On Balancing the Urge to Slap a Character or Root for Them

I read a number of frustrating books over my vacation, but before you think that means I didn’t like them, I’ll point out that I wrote a review about one of them earlier this week :). Why was that particular book frustrating? Because the girl kept missing out on opportunities where she could have fixed a particular problem, and yet I completely understood why she did.

I just finished reading another book where I was even more frustrated with the main character. In fact, I wanted to reach into the book and slap her. Ok, I’m not actually that violent (unless you ask my brother circa the 1980s), so maybe I’d just shake her and say, “Come on, girl! Get over yourself!” But at the same time, I was still rooting for her to figure things out and finally achieve her happy ending. I wanted the guy to forgive her for all the times she’d messed up, and the author did an excellent job of making me buy into both characters enough to believe that could happen.
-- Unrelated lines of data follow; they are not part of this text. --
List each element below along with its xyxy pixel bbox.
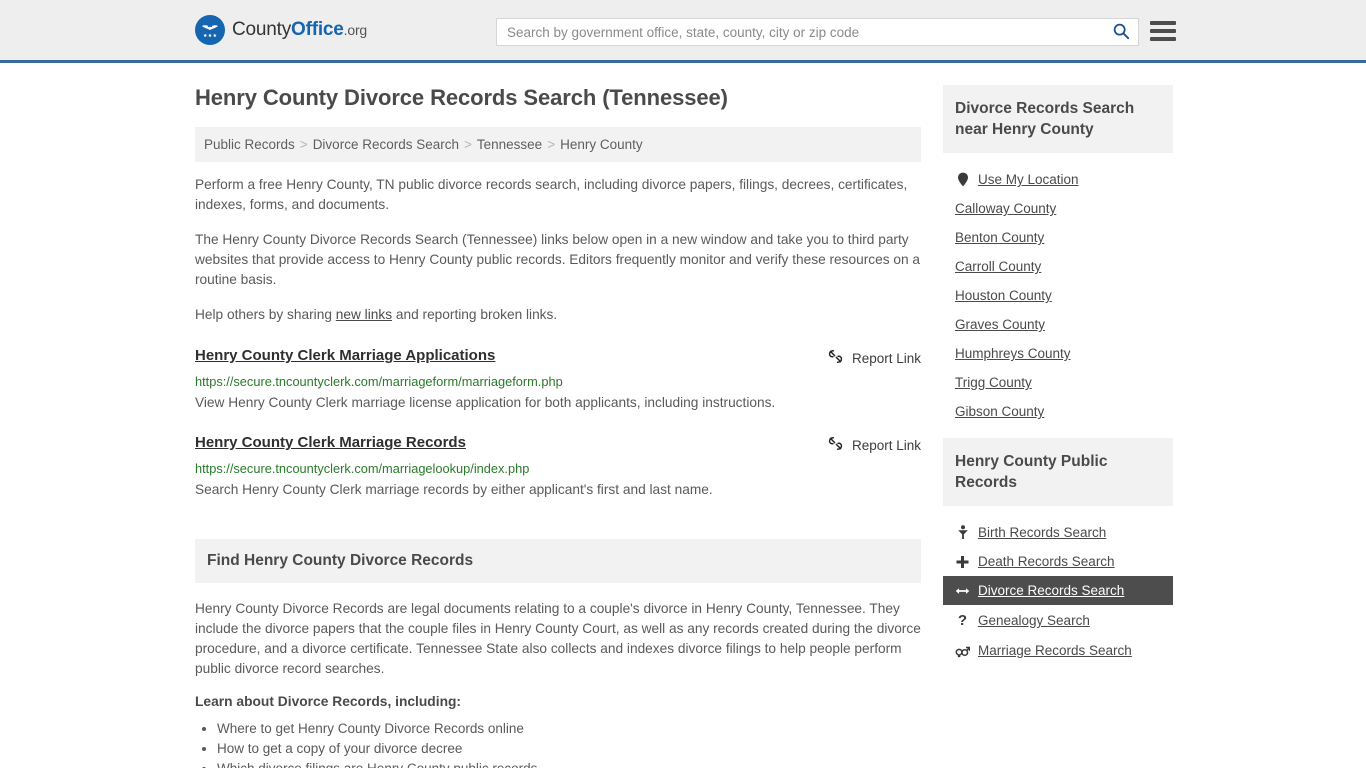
sidebar-item-carroll-county[interactable]: Carroll County: [943, 252, 1173, 281]
report-link-button[interactable]: Report Link: [827, 435, 921, 455]
nearby-counties-list: Use My Location Calloway County Benton C…: [943, 153, 1173, 430]
result-description: Search Henry County Clerk marriage recor…: [195, 482, 713, 497]
result-header: Henry County Clerk Marriage Records Repo…: [195, 434, 921, 455]
list-item: Which divorce filings are Henry County p…: [217, 759, 921, 768]
sidebar-item-label[interactable]: Marriage Records Search: [978, 643, 1132, 658]
sidebar-item-label[interactable]: Use My Location: [978, 172, 1079, 187]
find-section-heading: Find Henry County Divorce Records: [195, 539, 921, 583]
sidebar-item-label[interactable]: Graves County: [955, 317, 1045, 332]
intro-paragraph-1: Perform a free Henry County, TN public d…: [195, 177, 908, 212]
report-link-label: Report Link: [851, 350, 921, 366]
sidebar-item-label[interactable]: Genealogy Search: [978, 613, 1090, 628]
sidebar-item-use-my-location[interactable]: Use My Location: [943, 165, 1173, 194]
male-female-icon: [955, 644, 970, 658]
sidebar-item-label[interactable]: Calloway County: [955, 201, 1056, 216]
nearby-counties-heading: Divorce Records Search near Henry County: [943, 85, 1173, 153]
hamburger-menu-button[interactable]: [1150, 18, 1176, 44]
search-icon: [1112, 22, 1130, 43]
sidebar-item-calloway-county[interactable]: Calloway County: [943, 194, 1173, 223]
broken-link-icon: [827, 348, 844, 368]
public-records-list: Birth Records Search Death Records Searc…: [943, 506, 1173, 669]
learn-about-heading: Learn about Divorce Records, including:: [195, 694, 462, 709]
breadcrumb-item-tennessee[interactable]: Tennessee: [477, 137, 542, 152]
find-section-body: Henry County Divorce Records are legal d…: [195, 583, 921, 768]
result-url: https://secure.tncountyclerk.com/marriag…: [195, 374, 563, 389]
page-body: Henry County Divorce Records Search (Ten…: [0, 63, 1366, 768]
sidebar-item-marriage-records-search[interactable]: Marriage Records Search: [943, 636, 1173, 665]
breadcrumb-item-public-records[interactable]: Public Records: [204, 137, 295, 152]
new-links-link[interactable]: new links: [336, 307, 392, 322]
breadcrumb-separator-2: >: [464, 137, 472, 152]
hamburger-bar-2: [1150, 29, 1176, 33]
site-logo[interactable]: CountyOffice.org: [195, 15, 367, 45]
share-text-after: and reporting broken links.: [392, 307, 558, 322]
sidebar-item-birth-records-search[interactable]: Birth Records Search: [943, 518, 1173, 547]
learn-about-list: Where to get Henry County Divorce Record…: [195, 719, 921, 768]
sidebar-item-label[interactable]: Houston County: [955, 288, 1052, 303]
report-link-button[interactable]: Report Link: [827, 348, 921, 368]
page-title: Henry County Divorce Records Search (Ten…: [195, 85, 728, 110]
intro-paragraph-3: Help others by sharing new links and rep…: [195, 305, 921, 325]
question-mark-icon: ?: [957, 612, 968, 629]
list-item: How to get a copy of your divorce decree: [217, 739, 921, 759]
search-input[interactable]: [497, 24, 1104, 40]
result-title-link[interactable]: Henry County Clerk Marriage Applications: [195, 347, 495, 364]
report-link-label: Report Link: [851, 437, 921, 453]
result-url: https://secure.tncountyclerk.com/marriag…: [195, 461, 530, 476]
content-container: Henry County Divorce Records Search (Ten…: [195, 85, 1185, 768]
result-title-link[interactable]: Henry County Clerk Marriage Records: [195, 434, 466, 451]
logo-text-county: County: [232, 19, 292, 40]
result-item: Henry County Clerk Marriage Applications…: [195, 347, 921, 412]
result-item: Henry County Clerk Marriage Records Repo…: [195, 434, 921, 499]
baby-icon: [955, 525, 970, 540]
site-header: CountyOffice.org: [0, 0, 1366, 63]
share-text-before: Help others by sharing: [195, 307, 336, 322]
find-section-paragraph: Henry County Divorce Records are legal d…: [195, 601, 921, 676]
sidebar-item-benton-county[interactable]: Benton County: [943, 223, 1173, 252]
eagle-emblem-icon: [195, 15, 225, 45]
result-header: Henry County Clerk Marriage Applications…: [195, 347, 921, 368]
broken-link-icon: [827, 435, 844, 455]
sidebar-item-graves-county[interactable]: Graves County: [943, 310, 1173, 339]
search-button[interactable]: [1104, 19, 1138, 45]
hamburger-bar-1: [1150, 21, 1176, 25]
main-content: Henry County Divorce Records Search (Ten…: [195, 85, 921, 768]
sidebar: Divorce Records Search near Henry County…: [943, 85, 1173, 768]
sidebar-item-label[interactable]: Trigg County: [955, 375, 1032, 390]
sidebar-item-label[interactable]: Carroll County: [955, 259, 1041, 274]
breadcrumb-separator-3: >: [547, 137, 556, 152]
sidebar-item-label[interactable]: Humphreys County: [955, 346, 1071, 361]
sidebar-item-gibson-county[interactable]: Gibson County: [943, 397, 1173, 426]
logo-text-tld: .org: [343, 22, 368, 38]
sidebar-item-genealogy-search[interactable]: ? Genealogy Search: [943, 605, 1173, 636]
sidebar-item-label[interactable]: Gibson County: [955, 404, 1044, 419]
list-item: Where to get Henry County Divorce Record…: [217, 719, 921, 739]
sidebar-item-divorce-records-search[interactable]: Divorce Records Search: [943, 576, 1173, 605]
logo-text-office: Office: [291, 19, 344, 40]
sidebar-item-label[interactable]: Death Records Search: [978, 554, 1115, 569]
sidebar-item-trigg-county[interactable]: Trigg County: [943, 368, 1173, 397]
search-bar[interactable]: [496, 18, 1139, 46]
public-records-heading: Henry County Public Records: [943, 438, 1173, 506]
sidebar-item-death-records-search[interactable]: Death Records Search: [943, 547, 1173, 576]
nearby-counties-card: Divorce Records Search near Henry County…: [943, 85, 1173, 430]
logo-text: CountyOffice.org: [232, 19, 367, 41]
map-pin-icon: [955, 172, 970, 187]
public-records-card: Henry County Public Records Birth Record…: [943, 438, 1173, 669]
breadcrumb-item-henry-county: Henry County: [560, 137, 643, 152]
breadcrumb: Public Records > Divorce Records Search > Te…: [195, 127, 921, 162]
result-description: View Henry County Clerk marriage license…: [195, 395, 776, 410]
breadcrumb-item-divorce-records-search[interactable]: Divorce Records Search: [313, 137, 459, 152]
cross-icon: [955, 555, 970, 569]
sidebar-item-label[interactable]: Benton County: [955, 230, 1044, 245]
left-right-arrow-icon: [955, 585, 970, 597]
hamburger-bar-3: [1150, 37, 1176, 41]
sidebar-item-label[interactable]: Birth Records Search: [978, 525, 1106, 540]
sidebar-item-humphreys-county[interactable]: Humphreys County: [943, 339, 1173, 368]
sidebar-item-houston-county[interactable]: Houston County: [943, 281, 1173, 310]
breadcrumb-separator-1: >: [299, 137, 308, 152]
sidebar-item-label[interactable]: Divorce Records Search: [978, 583, 1124, 598]
intro-paragraph-2: The Henry County Divorce Records Search …: [195, 232, 921, 287]
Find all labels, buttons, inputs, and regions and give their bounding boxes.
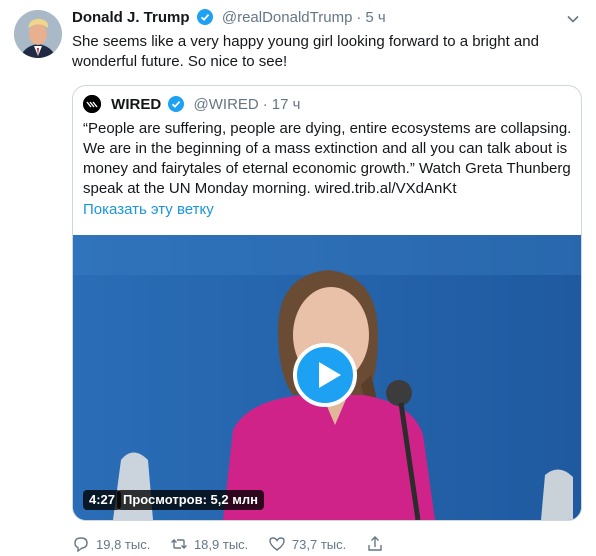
avatar-image — [14, 10, 62, 58]
tweet-header: Donald J. Trump @realDonaldTrump · 5 ч — [72, 9, 556, 29]
author-name[interactable]: Donald J. Trump — [72, 9, 190, 26]
quoted-header: WIRED @WIRED · 17 ч — [83, 95, 300, 115]
tweet-actions: 19,8 тыс. 18,9 тыс. 73,7 тыс. — [72, 535, 406, 555]
reply-icon — [74, 537, 88, 553]
video-duration: 4:27 — [83, 490, 122, 510]
separator-dot: · — [356, 9, 362, 26]
verified-badge-icon — [168, 96, 185, 116]
share-button[interactable] — [366, 535, 390, 553]
verified-badge-icon — [196, 9, 213, 29]
separator-dot: · — [262, 96, 268, 113]
reply-count: 19,8 тыс. — [96, 537, 151, 552]
show-thread-link[interactable]: Показать эту ветку — [83, 201, 214, 218]
like-count: 73,7 тыс. — [291, 537, 347, 552]
reply-button[interactable]: 19,8 тыс. — [72, 535, 150, 553]
video-player[interactable]: 4:27 Просмотров: 5,2 млн — [73, 235, 581, 520]
retweet-count: 18,9 тыс. — [193, 537, 249, 552]
author-avatar[interactable] — [14, 10, 62, 58]
play-icon[interactable] — [293, 343, 357, 407]
video-views: Просмотров: 5,2 млн — [117, 490, 264, 510]
share-icon — [368, 536, 382, 551]
quoted-timestamp: 17 ч — [271, 96, 301, 113]
wired-avatar — [83, 95, 101, 113]
retweet-icon — [170, 539, 187, 549]
tweet-text: She seems like a very happy young girl l… — [72, 33, 539, 70]
quoted-author-name: WIRED — [111, 96, 162, 113]
quoted-handle: @WIRED — [193, 96, 259, 113]
like-icon — [269, 537, 285, 551]
tweet-timestamp[interactable]: 5 ч — [365, 9, 385, 26]
quoted-tweet[interactable]: WIRED @WIRED · 17 ч “People are suffering,… — [72, 85, 582, 521]
author-handle[interactable]: @realDonaldTrump — [222, 9, 353, 26]
like-button[interactable]: 73,7 тыс. — [268, 535, 346, 553]
retweet-button[interactable]: 18,9 тыс. — [170, 535, 248, 553]
quoted-text: “People are suffering, people are dying,… — [83, 120, 572, 197]
chevron-down-icon[interactable] — [566, 12, 580, 26]
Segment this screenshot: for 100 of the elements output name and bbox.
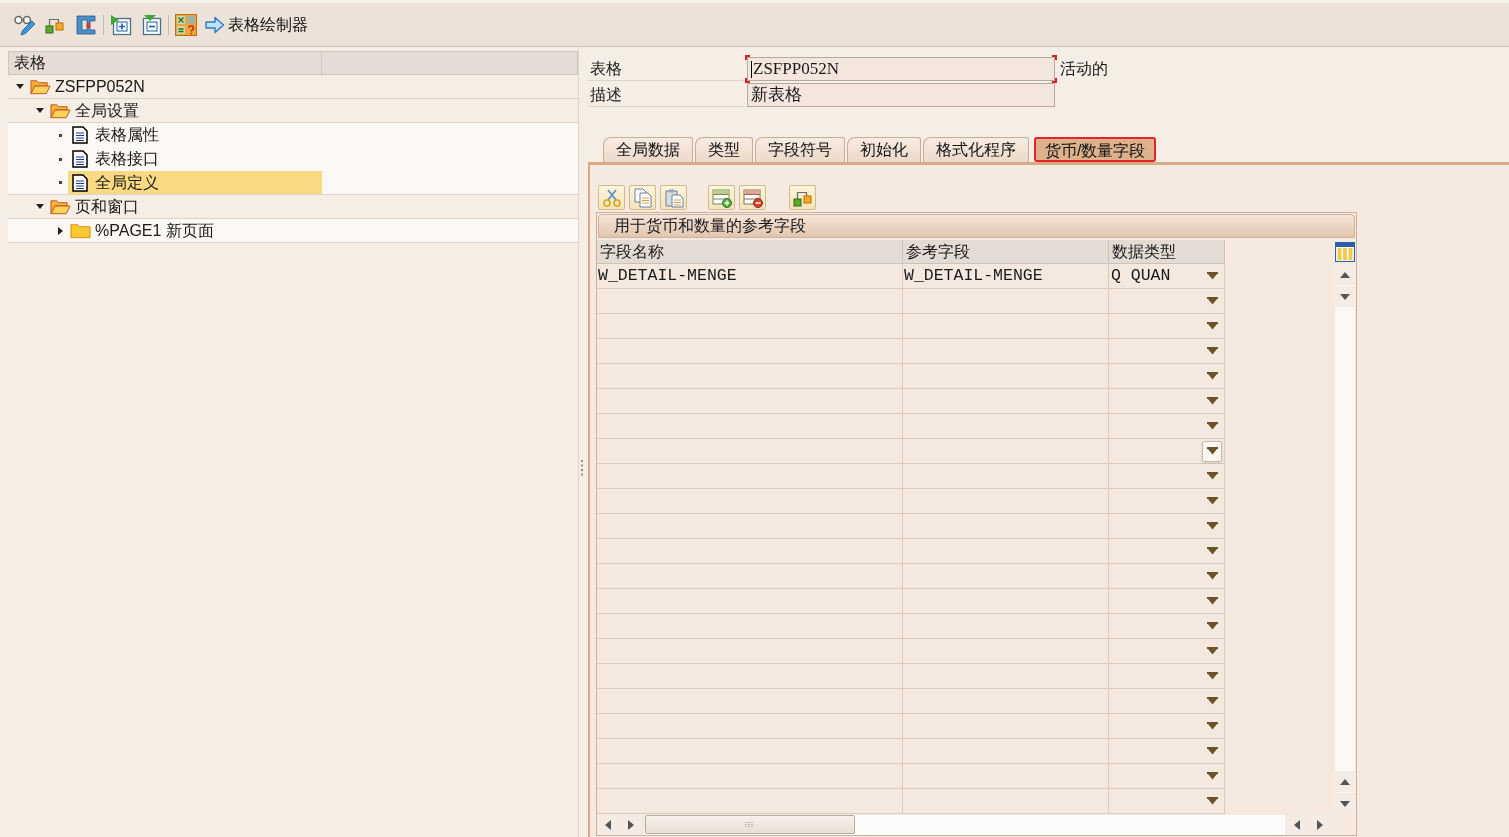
table-cell[interactable] (597, 689, 903, 714)
tree-item[interactable]: 表格属性 (68, 123, 162, 147)
scroll-down-button[interactable] (1335, 286, 1355, 307)
table-cell[interactable] (1109, 389, 1225, 414)
table-cell[interactable] (903, 614, 1109, 639)
table-cell[interactable] (597, 764, 903, 789)
box-minus-icon[interactable] (140, 13, 162, 36)
toolbar-button[interactable]: 表格绘制器 (205, 12, 308, 37)
table-cell[interactable]: W_DETAIL-MENGE (903, 264, 1109, 289)
tree-item[interactable]: 全局定义 (68, 171, 322, 194)
hierarchy-button[interactable] (789, 185, 816, 210)
table-cell[interactable] (597, 364, 903, 389)
table-cell[interactable] (903, 539, 1109, 564)
triangle-down-icon[interactable] (16, 84, 24, 89)
table-cell[interactable] (903, 739, 1109, 764)
table-cell[interactable] (903, 714, 1109, 739)
copy-button[interactable] (629, 185, 656, 210)
table-cell[interactable] (1109, 614, 1225, 639)
table-cell[interactable] (1109, 639, 1225, 664)
table-cell[interactable] (1109, 289, 1225, 314)
triangle-down-icon[interactable] (36, 204, 44, 209)
table-cell[interactable] (597, 289, 903, 314)
tab[interactable]: 货币/数量字段 (1034, 137, 1157, 162)
scroll-right-button[interactable] (621, 814, 641, 835)
scroll-right-button[interactable] (1310, 814, 1330, 835)
clamp-icon[interactable] (75, 13, 97, 36)
column-header[interactable] (322, 51, 578, 75)
table-cell[interactable] (597, 714, 903, 739)
scroll-left-button[interactable] (1287, 814, 1307, 835)
table-cell[interactable] (597, 639, 903, 664)
table-cell[interactable] (597, 739, 903, 764)
table-cell[interactable] (903, 414, 1109, 439)
text-field[interactable]: 新表格 (745, 81, 1057, 109)
column-header[interactable]: 表格 (8, 51, 322, 75)
table-cell[interactable] (597, 664, 903, 689)
table-cell[interactable] (903, 589, 1109, 614)
table-cell[interactable] (597, 414, 903, 439)
table-cell[interactable] (1109, 414, 1225, 439)
table-cell[interactable] (1109, 739, 1225, 764)
table-cell[interactable] (597, 464, 903, 489)
scrollbar-track[interactable] (1335, 264, 1355, 814)
table-cell[interactable] (597, 614, 903, 639)
table-cell[interactable] (1109, 539, 1225, 564)
table-cell[interactable] (1109, 364, 1225, 389)
table-cell[interactable] (597, 589, 903, 614)
table-cell[interactable] (1109, 514, 1225, 539)
table-cell[interactable] (597, 514, 903, 539)
scroll-down-button[interactable] (1335, 793, 1355, 814)
table-cell[interactable] (1109, 764, 1225, 789)
table-cell[interactable]: Q QUAN (1109, 264, 1225, 289)
table-cell[interactable] (1109, 314, 1225, 339)
table-cell[interactable]: W_DETAIL-MENGE (597, 264, 903, 289)
table-cell[interactable] (1109, 564, 1225, 589)
column-header[interactable]: 参考字段 (903, 240, 1109, 264)
scroll-up-button[interactable] (1335, 771, 1355, 792)
column-settings-icon[interactable] (1335, 242, 1355, 262)
table-cell[interactable] (597, 339, 903, 364)
table-cell[interactable] (903, 789, 1109, 814)
table-cell[interactable] (1109, 664, 1225, 689)
table-cell[interactable] (903, 564, 1109, 589)
tab[interactable]: 初始化 (847, 137, 921, 162)
table-cell[interactable] (903, 464, 1109, 489)
table-cell[interactable] (903, 514, 1109, 539)
table-cell[interactable] (1109, 789, 1225, 814)
tree-item[interactable]: 表格接口 (68, 147, 162, 171)
table-cell[interactable] (903, 639, 1109, 664)
tab[interactable]: 格式化程序 (923, 137, 1029, 162)
insert-row-button[interactable] (708, 185, 735, 210)
tab[interactable]: 类型 (695, 137, 753, 162)
table-cell[interactable] (597, 539, 903, 564)
table-cell[interactable] (1109, 489, 1225, 514)
table-cell[interactable] (1109, 689, 1225, 714)
table-cell[interactable] (903, 764, 1109, 789)
table-cell[interactable] (597, 389, 903, 414)
paste-button[interactable] (660, 185, 687, 210)
grid-question-icon[interactable] (175, 13, 197, 36)
tree-item[interactable]: 页和窗口 (48, 195, 142, 218)
table-cell[interactable] (597, 489, 903, 514)
table-cell[interactable] (903, 364, 1109, 389)
scrollbar-thumb[interactable] (645, 815, 855, 834)
triangle-right-icon[interactable] (57, 226, 63, 235)
table-cell[interactable] (1109, 439, 1225, 464)
table-cell[interactable] (597, 564, 903, 589)
text-field[interactable]: ZSFPP052N (745, 55, 1057, 83)
tree-item[interactable]: ZSFPP052N (28, 75, 148, 98)
table-cell[interactable] (903, 314, 1109, 339)
scroll-up-button[interactable] (1335, 264, 1355, 285)
tab[interactable]: 全局数据 (603, 137, 693, 162)
table-cell[interactable] (1109, 464, 1225, 489)
table-cell[interactable] (903, 664, 1109, 689)
splitter-grip-icon[interactable] (581, 460, 584, 476)
tree-item[interactable]: %PAGE1 新页面 (68, 219, 217, 242)
triangle-down-icon[interactable] (36, 108, 44, 113)
table-cell[interactable] (903, 389, 1109, 414)
table-cell[interactable] (903, 289, 1109, 314)
scroll-left-button[interactable] (598, 814, 618, 835)
delete-row-button[interactable] (739, 185, 766, 210)
cut-button[interactable] (598, 185, 625, 210)
table-cell[interactable] (903, 439, 1109, 464)
table-cell[interactable] (597, 314, 903, 339)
In both of these examples, the key was making me care about the character and continue to root for them even when I disagreed with their actions. It’s funny how sometimes what you’re reading validates what you’re writing. I’m in the midst of revising from a second round of comments on my WIP, and I was trying to decide how to address a couple of readers’ reactions to a particular character. Reading these books solidified for me that the character’s actions aren’t necessarily the issue; it’s whether readers will still root for him. They can be ready to deliver a good slap as long as they’ll forgive him in the end.

So now the trick is to ensure I pull that off. I’m still working on it :). But at least I have some good examples as a reference!

Who are some of your favorite frustrating characters?